There's advance notice of six Saturday-afternoon sessions 4 April 2009 called "Learning More at the Library of Michigan," specific topics to be announced in February. Free but registration required due to limited seating. ... Be aware that many residents of northern Indiana and northwest Ohio may be closer to Lansing than to their own state capitals! Based on a flying visit last month, the Library of Michigan is the easiest state library to reach by car that I've ever seen (getting out of town is a little trickier) and it looks like a wonderful place to work.

The library is getting microfilm sets of city directories 1936-1960, which is big news if you're a devotee or someone who's pining away waiting for the 1940 census to be made public in 2012. LOM now has these for Toledo, Columbus, Indianapolis, and eight smaller Indiana cities.

And a Christmas Eve present for those with Michigan medical ancestors: special collections librarian Gloriane Peck lists a number of biographical books on hand that cover public health nurses, Jewish physicians, black medical graduates of the U of M, and women physicians, plus two directories from 1885 and 1893. Check out this useful set of descriptions, even if you have to search for them closer to hand.

Wednesday, July 9, 2008

Michigan's Abrams Genealogy Seminar July 25-26

In the absence of the usual statewide genealogy organization, the Library of Michigan is a key institution holding that state's genealogy community together. It's sponsoring a day-and-a-half seminar in Lansing July 25-26 that anyone with research targets in Michigan will want to consider. Just a sampling of the topics to be covered:

  • finding Revolutionary War ancestors at the Library of Michigan
  • Michigan township records, "a genealogical gold mine"
  • the digitization project for state death records 1897-1920
  • Ceil Wendt Jensen, CG, on newspaper research

Monday, April 21, 2008

Two Michigan Libraries, from a devoted user

Jasia at Creative Gene has an eloquent and substantive appreciation of the Library of Michigan in Lansing and the Burton Historical Collection at Detroit Public Library. Read and file for when you take on those difficult Michigan relatives. And for those of us who think of libraries as eternal and unshakeable, her story of what happened to the Burton Collection is worth paying attention to.

Thursday, April 17, 2008

Michigan Genealogist, first issue of 2008

The latest issue of the web-only Michigan Genealogist from the Library of Michigan features a number of interesting sources at the library, including:

Michigan Deaths 1897-1920, the microfilms of which will actually be unavailable until the end of July because they're being digitized by Ancestry.com; after that point that they'll be available on the library's website for free.

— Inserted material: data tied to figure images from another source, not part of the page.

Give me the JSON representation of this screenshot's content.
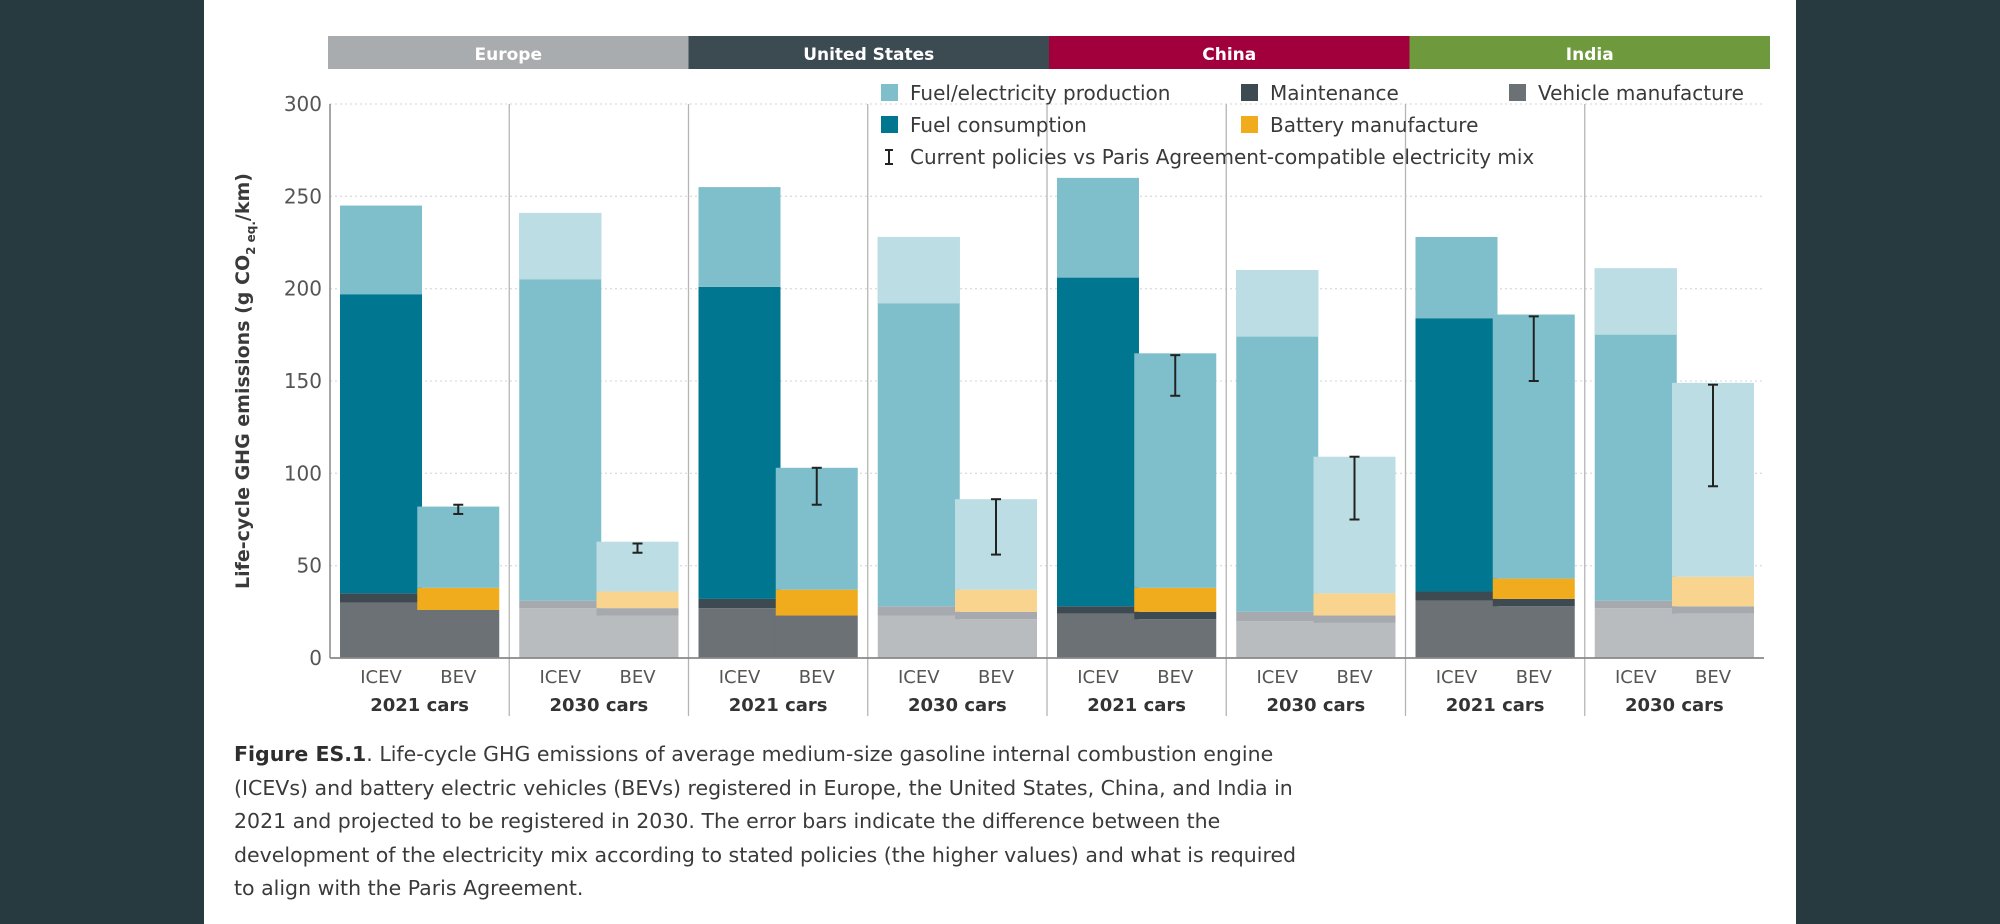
{
  "colors": {
    "fuel_production": "#7fbfcb",
    "fuel_production_light": "#bcdde3",
    "fuel_consumption": "#007690",
    "maintenance": "#3e4a52",
    "maintenance_light": "#a6aaae",
    "battery": "#f0ac1d",
    "battery_light": "#f8d48e",
    "vehicle": "#6c7176",
    "vehicle_light": "#b9bcbf",
    "gridline": "#dddddd",
    "axis": "#888888",
    "separator": "#b5b5b5",
    "text": "#555555"
  },
  "chart_data": {
    "type": "bar",
    "stacked": true,
    "ylabel_parts": [
      "Life-cycle GHG emissions (g CO",
      "2 eq.",
      "/km)"
    ],
    "ylim": [
      0,
      300
    ],
    "yticks": [
      0,
      50,
      100,
      150,
      200,
      250,
      300
    ],
    "grid": true,
    "legend_position": "top-right",
    "regions": [
      {
        "name": "Europe",
        "color": "#a9acaf"
      },
      {
        "name": "United States",
        "color": "#3c4a52"
      },
      {
        "name": "China",
        "color": "#a2003c"
      },
      {
        "name": "India",
        "color": "#6e9a3d"
      }
    ],
    "year_groups": [
      "2021 cars",
      "2030 cars"
    ],
    "categories": [
      "ICEV",
      "BEV"
    ],
    "series": [
      {
        "key": "vehicle",
        "name": "Vehicle manufacture"
      },
      {
        "key": "maintenance",
        "name": "Maintenance"
      },
      {
        "key": "battery",
        "name": "Battery manufacture"
      },
      {
        "key": "fuel_consumption",
        "name": "Fuel consumption"
      },
      {
        "key": "fuel_production",
        "name": "Fuel/electricity production"
      }
    ],
    "errorbar_label": "Current policies vs Paris Agreement-compatible electricity mix",
    "bars": [
      {
        "region": "Europe",
        "year": "2021 cars",
        "type": "ICEV",
        "vehicle": 30,
        "maintenance": 5,
        "battery": 0,
        "fuel_consumption": 162,
        "fuel_production": 48,
        "total": 245
      },
      {
        "region": "Europe",
        "year": "2021 cars",
        "type": "BEV",
        "vehicle": 26,
        "maintenance": 0,
        "battery": 12,
        "fuel_consumption": 0,
        "fuel_production": 44,
        "total": 82,
        "error": [
          78,
          83
        ]
      },
      {
        "region": "Europe",
        "year": "2030 cars",
        "type": "ICEV",
        "vehicle": 27,
        "maintenance": 4,
        "battery": 0,
        "fuel_consumption": 0,
        "fuel_production": 210,
        "total": 241
      },
      {
        "region": "Europe",
        "year": "2030 cars",
        "type": "BEV",
        "vehicle": 23,
        "maintenance": 4,
        "battery": 9,
        "fuel_consumption": 0,
        "fuel_production": 27,
        "total": 63,
        "error": [
          57,
          62
        ]
      },
      {
        "region": "United States",
        "year": "2021 cars",
        "type": "ICEV",
        "vehicle": 27,
        "maintenance": 5,
        "battery": 0,
        "fuel_consumption": 169,
        "fuel_production": 54,
        "total": 255
      },
      {
        "region": "United States",
        "year": "2021 cars",
        "type": "BEV",
        "vehicle": 23,
        "maintenance": 0,
        "battery": 14,
        "fuel_consumption": 0,
        "fuel_production": 66,
        "total": 103,
        "error": [
          83,
          103
        ]
      },
      {
        "region": "United States",
        "year": "2030 cars",
        "type": "ICEV",
        "vehicle": 23,
        "maintenance": 5,
        "battery": 0,
        "fuel_consumption": 0,
        "fuel_production": 200,
        "total": 228
      },
      {
        "region": "United States",
        "year": "2030 cars",
        "type": "BEV",
        "vehicle": 21,
        "maintenance": 4,
        "battery": 12,
        "fuel_consumption": 0,
        "fuel_production": 49,
        "total": 86,
        "error": [
          56,
          86
        ]
      },
      {
        "region": "China",
        "year": "2021 cars",
        "type": "ICEV",
        "vehicle": 24,
        "maintenance": 4,
        "battery": 0,
        "fuel_consumption": 178,
        "fuel_production": 54,
        "total": 260
      },
      {
        "region": "China",
        "year": "2021 cars",
        "type": "BEV",
        "vehicle": 21,
        "maintenance": 4,
        "battery": 13,
        "fuel_consumption": 0,
        "fuel_production": 127,
        "total": 165,
        "error": [
          142,
          164
        ]
      },
      {
        "region": "China",
        "year": "2030 cars",
        "type": "ICEV",
        "vehicle": 20,
        "maintenance": 5,
        "battery": 0,
        "fuel_consumption": 0,
        "fuel_production": 185,
        "total": 210
      },
      {
        "region": "China",
        "year": "2030 cars",
        "type": "BEV",
        "vehicle": 19,
        "maintenance": 4,
        "battery": 12,
        "fuel_consumption": 0,
        "fuel_production": 74,
        "total": 109,
        "error": [
          75,
          109
        ]
      },
      {
        "region": "India",
        "year": "2021 cars",
        "type": "ICEV",
        "vehicle": 31,
        "maintenance": 5,
        "battery": 0,
        "fuel_consumption": 148,
        "fuel_production": 44,
        "total": 228
      },
      {
        "region": "India",
        "year": "2021 cars",
        "type": "BEV",
        "vehicle": 28,
        "maintenance": 4,
        "battery": 11,
        "fuel_consumption": 0,
        "fuel_production": 143,
        "total": 186,
        "error": [
          150,
          185
        ]
      },
      {
        "region": "India",
        "year": "2030 cars",
        "type": "ICEV",
        "vehicle": 27,
        "maintenance": 4,
        "battery": 0,
        "fuel_consumption": 0,
        "fuel_production": 180,
        "total": 211
      },
      {
        "region": "India",
        "year": "2030 cars",
        "type": "BEV",
        "vehicle": 24,
        "maintenance": 4,
        "battery": 16,
        "fuel_consumption": 0,
        "fuel_production": 105,
        "total": 149,
        "error": [
          93,
          148
        ]
      }
    ]
  },
  "caption": {
    "label": "Figure ES.1",
    "text": ". Life-cycle GHG emissions of average medium-size gasoline internal combustion engine (ICEVs) and battery electric vehicles (BEVs) registered in Europe, the United States, China, and India in 2021 and projected to be registered in 2030. The error bars indicate the difference between the development of the electricity mix according to stated policies (the higher values) and what is required to align with the Paris Agreement."
  }
}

Microfilm of all issues of the Grand Rapids Herald 1898-1959, a time span that nicely matches the Western Michigan Genealogical Society's excellent online obituary index.

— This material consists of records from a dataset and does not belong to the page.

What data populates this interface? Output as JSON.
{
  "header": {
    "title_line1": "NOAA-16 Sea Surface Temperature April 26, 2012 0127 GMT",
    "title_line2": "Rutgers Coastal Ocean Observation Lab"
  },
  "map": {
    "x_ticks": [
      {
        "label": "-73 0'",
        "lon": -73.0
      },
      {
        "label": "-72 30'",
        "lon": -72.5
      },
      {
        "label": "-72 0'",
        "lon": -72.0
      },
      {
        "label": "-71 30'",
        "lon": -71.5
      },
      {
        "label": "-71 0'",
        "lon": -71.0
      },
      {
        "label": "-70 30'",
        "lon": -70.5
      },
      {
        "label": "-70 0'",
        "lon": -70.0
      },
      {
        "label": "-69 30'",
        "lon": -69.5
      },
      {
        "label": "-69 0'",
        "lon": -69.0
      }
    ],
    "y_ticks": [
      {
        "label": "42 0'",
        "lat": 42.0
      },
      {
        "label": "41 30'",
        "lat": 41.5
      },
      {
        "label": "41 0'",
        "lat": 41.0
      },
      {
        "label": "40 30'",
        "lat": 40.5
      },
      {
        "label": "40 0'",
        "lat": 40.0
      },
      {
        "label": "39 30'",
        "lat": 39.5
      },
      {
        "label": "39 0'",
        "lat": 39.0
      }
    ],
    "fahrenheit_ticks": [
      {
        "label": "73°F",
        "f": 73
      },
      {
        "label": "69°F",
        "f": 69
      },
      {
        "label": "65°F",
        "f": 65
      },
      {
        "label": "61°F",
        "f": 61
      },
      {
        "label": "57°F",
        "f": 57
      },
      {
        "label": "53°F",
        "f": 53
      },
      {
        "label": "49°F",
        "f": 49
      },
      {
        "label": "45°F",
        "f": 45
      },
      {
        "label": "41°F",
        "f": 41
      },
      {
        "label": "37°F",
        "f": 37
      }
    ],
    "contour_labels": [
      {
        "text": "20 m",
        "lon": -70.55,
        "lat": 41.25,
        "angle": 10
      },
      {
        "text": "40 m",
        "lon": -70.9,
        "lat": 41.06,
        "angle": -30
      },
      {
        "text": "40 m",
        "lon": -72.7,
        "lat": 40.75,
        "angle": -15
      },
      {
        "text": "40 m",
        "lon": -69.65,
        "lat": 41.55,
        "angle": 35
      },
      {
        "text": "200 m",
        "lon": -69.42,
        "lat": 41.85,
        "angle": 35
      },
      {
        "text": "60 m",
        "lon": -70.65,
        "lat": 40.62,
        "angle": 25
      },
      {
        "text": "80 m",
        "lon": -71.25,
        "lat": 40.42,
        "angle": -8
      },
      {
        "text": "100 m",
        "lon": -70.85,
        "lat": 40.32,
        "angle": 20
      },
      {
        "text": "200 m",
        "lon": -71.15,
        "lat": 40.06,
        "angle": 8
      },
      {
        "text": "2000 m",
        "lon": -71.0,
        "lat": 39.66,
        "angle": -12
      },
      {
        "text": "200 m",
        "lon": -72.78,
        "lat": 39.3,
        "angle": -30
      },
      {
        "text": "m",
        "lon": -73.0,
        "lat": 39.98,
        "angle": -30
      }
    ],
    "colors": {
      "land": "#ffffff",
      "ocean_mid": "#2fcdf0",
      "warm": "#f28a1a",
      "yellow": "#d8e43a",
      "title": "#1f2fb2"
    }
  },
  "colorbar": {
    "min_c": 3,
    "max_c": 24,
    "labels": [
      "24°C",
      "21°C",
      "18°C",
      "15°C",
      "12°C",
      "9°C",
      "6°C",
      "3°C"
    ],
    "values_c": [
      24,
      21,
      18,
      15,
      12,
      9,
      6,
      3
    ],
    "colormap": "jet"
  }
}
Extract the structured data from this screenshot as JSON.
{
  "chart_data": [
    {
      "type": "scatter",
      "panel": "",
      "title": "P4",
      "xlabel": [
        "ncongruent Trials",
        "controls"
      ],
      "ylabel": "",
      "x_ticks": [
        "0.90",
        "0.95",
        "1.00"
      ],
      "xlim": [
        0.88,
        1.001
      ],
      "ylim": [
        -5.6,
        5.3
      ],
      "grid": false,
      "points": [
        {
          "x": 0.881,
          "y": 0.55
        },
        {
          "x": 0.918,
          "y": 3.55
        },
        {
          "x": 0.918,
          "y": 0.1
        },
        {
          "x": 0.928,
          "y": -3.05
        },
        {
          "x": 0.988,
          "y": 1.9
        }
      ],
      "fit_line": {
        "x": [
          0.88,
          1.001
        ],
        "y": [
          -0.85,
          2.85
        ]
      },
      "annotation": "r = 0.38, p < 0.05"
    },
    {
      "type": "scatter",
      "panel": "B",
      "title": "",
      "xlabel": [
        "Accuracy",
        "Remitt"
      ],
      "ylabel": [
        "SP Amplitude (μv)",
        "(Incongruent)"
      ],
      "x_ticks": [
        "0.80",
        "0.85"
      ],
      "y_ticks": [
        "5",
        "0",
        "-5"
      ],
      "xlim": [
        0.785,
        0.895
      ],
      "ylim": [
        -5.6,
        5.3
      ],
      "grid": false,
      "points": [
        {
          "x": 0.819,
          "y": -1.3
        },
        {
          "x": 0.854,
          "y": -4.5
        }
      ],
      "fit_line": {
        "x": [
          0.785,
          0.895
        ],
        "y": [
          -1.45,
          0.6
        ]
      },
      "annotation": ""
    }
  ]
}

Microfilm of certificates of enrollment issued for merchant vessels at Oswego, New York, 1815-1911 -- i.e., could be information on the ship your ancestors traveled west on. These are National Archives and Records Administration publication M2107 (PDF introduction).

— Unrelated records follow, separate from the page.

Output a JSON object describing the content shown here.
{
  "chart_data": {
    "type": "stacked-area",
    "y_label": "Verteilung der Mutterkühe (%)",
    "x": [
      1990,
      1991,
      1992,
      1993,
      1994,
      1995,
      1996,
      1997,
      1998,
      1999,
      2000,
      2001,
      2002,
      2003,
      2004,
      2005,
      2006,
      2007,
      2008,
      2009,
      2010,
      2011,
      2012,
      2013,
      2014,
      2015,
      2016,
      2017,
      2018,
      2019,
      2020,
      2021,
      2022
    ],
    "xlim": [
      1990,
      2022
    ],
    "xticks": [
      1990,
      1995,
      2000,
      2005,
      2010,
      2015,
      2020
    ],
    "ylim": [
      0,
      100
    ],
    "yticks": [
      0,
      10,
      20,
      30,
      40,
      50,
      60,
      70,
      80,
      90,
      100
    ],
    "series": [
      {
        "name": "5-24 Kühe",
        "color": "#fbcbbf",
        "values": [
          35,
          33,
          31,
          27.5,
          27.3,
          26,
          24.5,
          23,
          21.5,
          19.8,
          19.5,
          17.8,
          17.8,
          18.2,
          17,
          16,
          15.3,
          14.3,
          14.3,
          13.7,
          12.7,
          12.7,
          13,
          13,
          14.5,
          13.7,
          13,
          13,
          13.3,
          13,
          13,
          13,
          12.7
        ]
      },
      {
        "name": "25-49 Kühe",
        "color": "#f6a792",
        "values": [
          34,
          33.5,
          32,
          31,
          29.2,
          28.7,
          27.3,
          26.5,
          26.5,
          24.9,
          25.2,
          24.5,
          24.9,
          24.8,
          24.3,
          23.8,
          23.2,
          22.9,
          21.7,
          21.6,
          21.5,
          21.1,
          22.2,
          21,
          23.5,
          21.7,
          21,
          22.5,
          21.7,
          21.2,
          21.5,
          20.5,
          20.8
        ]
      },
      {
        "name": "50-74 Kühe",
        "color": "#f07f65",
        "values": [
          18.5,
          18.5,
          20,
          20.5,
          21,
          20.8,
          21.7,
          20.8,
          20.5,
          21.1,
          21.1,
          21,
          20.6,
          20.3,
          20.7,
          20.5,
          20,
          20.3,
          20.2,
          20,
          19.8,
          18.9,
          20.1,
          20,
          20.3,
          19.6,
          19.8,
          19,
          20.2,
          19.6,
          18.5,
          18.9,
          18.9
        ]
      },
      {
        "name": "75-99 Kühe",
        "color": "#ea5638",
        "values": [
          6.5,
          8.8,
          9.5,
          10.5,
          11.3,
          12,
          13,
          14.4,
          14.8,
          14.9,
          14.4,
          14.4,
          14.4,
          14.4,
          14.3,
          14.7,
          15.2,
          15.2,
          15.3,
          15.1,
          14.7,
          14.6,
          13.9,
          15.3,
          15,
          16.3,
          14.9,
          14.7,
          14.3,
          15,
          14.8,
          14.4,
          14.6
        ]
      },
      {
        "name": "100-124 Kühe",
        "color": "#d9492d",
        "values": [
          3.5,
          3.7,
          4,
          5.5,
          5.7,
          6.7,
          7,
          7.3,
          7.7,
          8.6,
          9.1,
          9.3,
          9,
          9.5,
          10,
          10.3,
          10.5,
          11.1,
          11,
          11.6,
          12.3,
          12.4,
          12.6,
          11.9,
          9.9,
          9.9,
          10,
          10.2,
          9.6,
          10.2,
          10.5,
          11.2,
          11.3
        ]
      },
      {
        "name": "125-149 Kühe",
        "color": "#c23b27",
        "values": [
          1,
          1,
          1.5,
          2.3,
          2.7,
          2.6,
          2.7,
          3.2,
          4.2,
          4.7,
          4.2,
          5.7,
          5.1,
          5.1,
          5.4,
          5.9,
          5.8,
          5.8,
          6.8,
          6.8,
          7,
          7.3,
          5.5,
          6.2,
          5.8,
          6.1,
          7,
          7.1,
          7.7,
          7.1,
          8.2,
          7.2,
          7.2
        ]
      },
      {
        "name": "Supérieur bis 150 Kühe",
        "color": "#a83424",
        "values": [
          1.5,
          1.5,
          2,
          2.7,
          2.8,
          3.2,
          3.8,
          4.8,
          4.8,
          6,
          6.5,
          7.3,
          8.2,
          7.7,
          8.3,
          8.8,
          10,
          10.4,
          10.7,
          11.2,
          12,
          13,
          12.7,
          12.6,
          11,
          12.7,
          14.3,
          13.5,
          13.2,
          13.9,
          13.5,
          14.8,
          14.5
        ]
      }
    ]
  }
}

About 30 editions of the Michigan State Gazetteer and Business Directory between 1860 and 1932.

Early Ontario records which include Loyalist family claims. One woman's husband, "always a friend of Gt. Britain," was reported to have left Westmoreland County in western Pennsylvania and "set out to get into [British-held] Detroit" in September 1780, but "was killed by the Indian who had undertaken to be his guide." His widow and children made it two years later.

There's much more, including listings of the oldest people recorded dying in various Michigan counties during 1868, records of soldiers wounded in wars between 1790 and 1848, and an account of temperance activism in Lansing.